International Journal of Applied Engineering and Technology, cilt.4, sa.3, ss.11-19, 2022 (Scopus)
In general representation, a type-2 fuzzy set is
defined as being composed of all its embedded type-1
fuzzy sets (ET1-FSs) which can be non-convex, subnormal, and/or discontinuous. However, interval type-2
fuzzy sets (IT2-FSs) are constructed by blurring a
baseline type-1 membership function form in many
applications, and thus, uncertainties are actually
modeled by using only ET1-FSs which preserve the
similar meaningful functional form. Therefore, the
derived results can be too generic in such cases when all
ET1-FSs are included in type-2 fuzzy computations. In
this study, a new constrained representation of IT2-FSs
is proposed for the above mentioned formation. In this
representation, IT2-FSs are defined as being composed
of only convex, normal and continuous ET1-FSs by using
linguistic hedges. This constrained representation
provides ease of computation and more precise results in
interval type-2 fuzzy computations.

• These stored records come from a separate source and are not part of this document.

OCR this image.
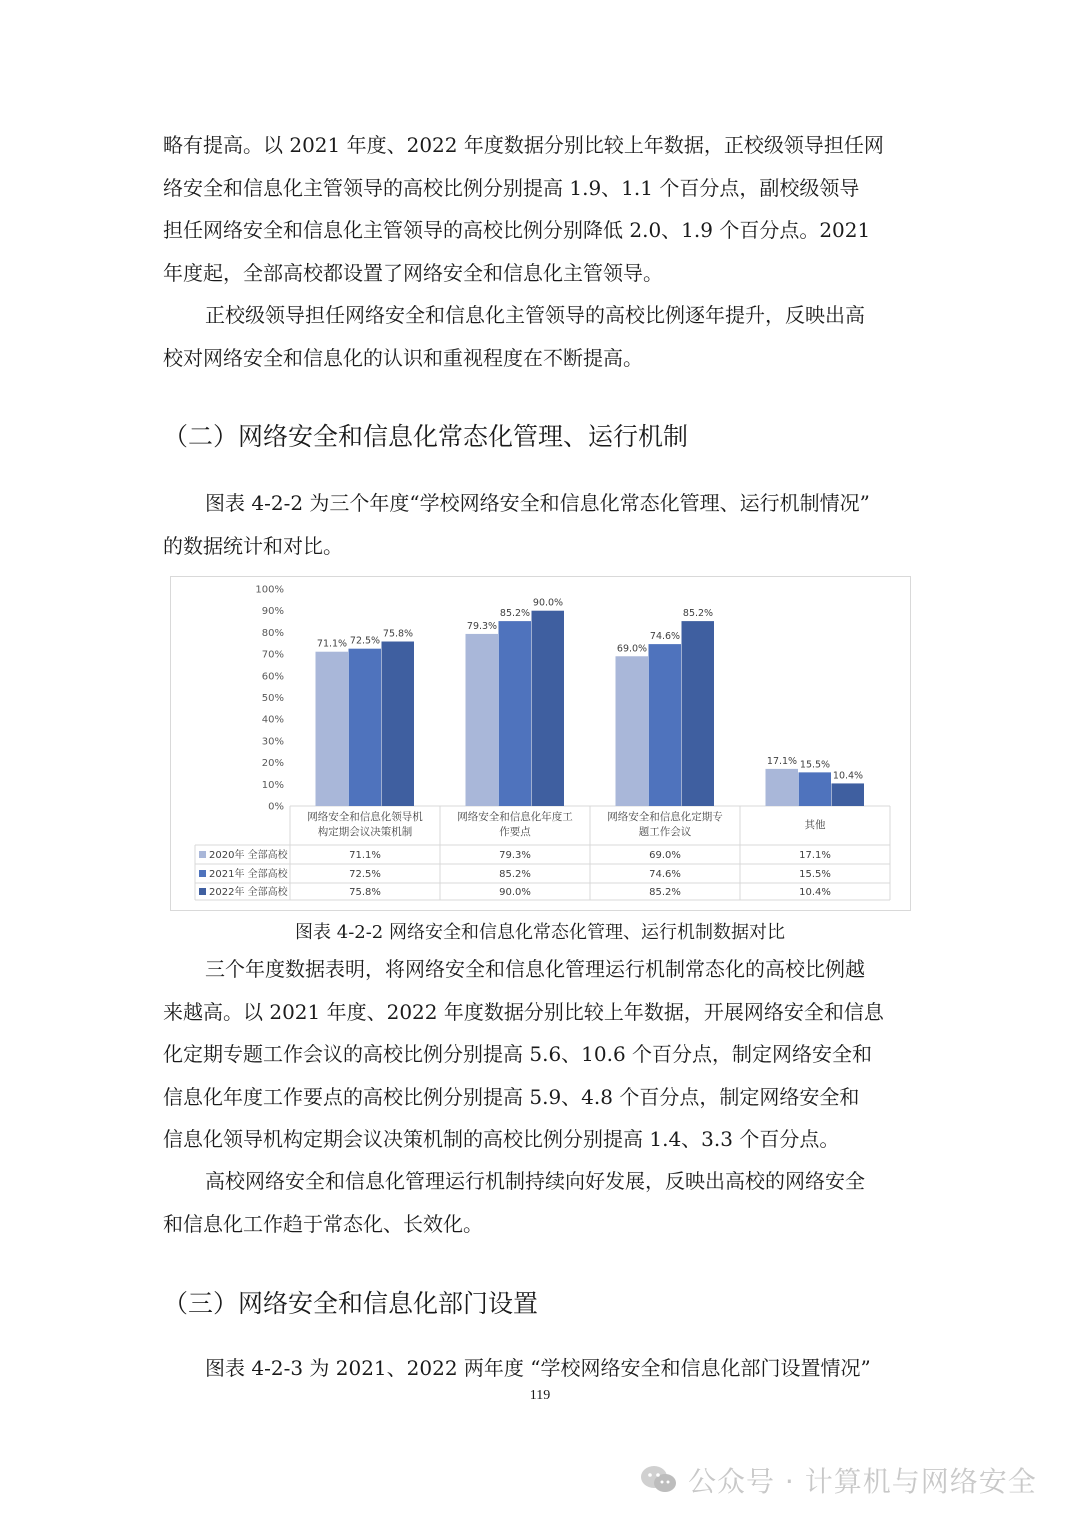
略有提高。以 2021 年度、2022 年度数据分别比较上年数据，正校级领导担任网
络安全和信息化主管领导的高校比例分别提高 1.9、1.1 个百分点，副校级领导
担任网络安全和信息化主管领导的高校比例分别降低 2.0、1.9 个百分点。2021
年度起，全部高校都设置了网络安全和信息化主管领导。
正校级领导担任网络安全和信息化主管领导的高校比例逐年提升，反映出高
校对网络安全和信息化的认识和重视程度在不断提高。
（二）网络安全和信息化常态化管理、运行机制
图表 4-2-2 为三个年度“学校网络安全和信息化常态化管理、运行机制情况”
的数据统计和对比。
0%
10%
20%
30%
40%
50%
60%
70%
80%
90%
100%
网络安全和信息化领导机
构定期会议决策机制
网络安全和信息化年度工
作要点
网络安全和信息化定期专
题工作会议
其他
71.1%
71.1%
79.3%
79.3%
69.0%
69.0%
17.1%
17.1%
2020年 全部高校
72.5%
72.5%
85.2%
85.2%
74.6%
74.6%
15.5%
15.5%
2021年 全部高校
75.8%
75.8%
90.0%
90.0%
85.2%
85.2%
10.4%
10.4%
2022年 全部高校
图表 4-2-2 网络安全和信息化常态化管理、运行机制数据对比
三个年度数据表明，将网络安全和信息化管理运行机制常态化的高校比例越
来越高。以 2021 年度、2022 年度数据分别比较上年数据，开展网络安全和信息
化定期专题工作会议的高校比例分别提高 5.6、10.6 个百分点，制定网络安全和
信息化年度工作要点的高校比例分别提高 5.9、4.8 个百分点，制定网络安全和
信息化领导机构定期会议决策机制的高校比例分别提高 1.4、3.3 个百分点。
高校网络安全和信息化管理运行机制持续向好发展，反映出高校的网络安全
和信息化工作趋于常态化、长效化。
（三）网络安全和信息化部门设置
图表 4-2-3 为 2021、2022 两年度 “学校网络安全和信息化部门设置情况”
119
公众号 · 计算机与网络安全
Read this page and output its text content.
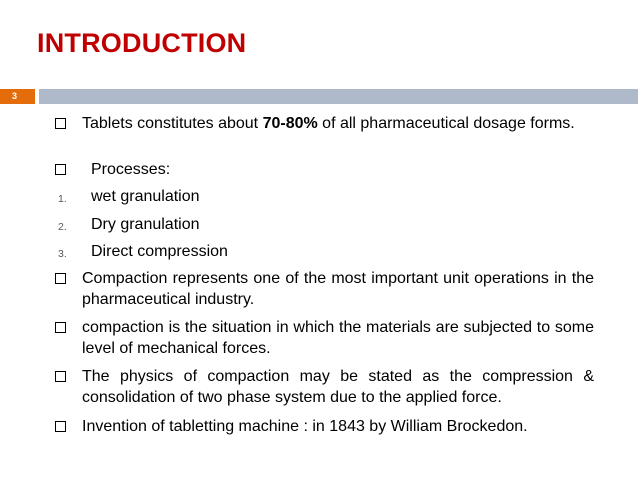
INTRODUCTION
3
Tablets constitutes about 70-80% of all pharmaceutical dosage forms.
Processes:
1. wet granulation
2. Dry granulation
3. Direct compression
Compaction represents one of the most important unit operations in the pharmaceutical industry.
compaction is the situation in which the materials are subjected to some level of mechanical forces.
The physics of compaction may be stated as the compression & consolidation of two phase system due to the applied force.
Invention of tabletting machine : in 1843 by William Brockedon.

The proposed
constrained representation is applied to the centroid
computation which is the most important uncertainty
measure of IT2-FSs and also an important task in
interval type-2 fuzzy logic systems (IT2-FLSs). It is
shown that the centroid of the proposed constrained IT2-
FS is calculated in closed form without the need of any
iterative algorithm. In this way, the computational
burden of the centroid type reduction process is
removed. The effectiveness of the proposed constrained
representation is shown through an illustrative example.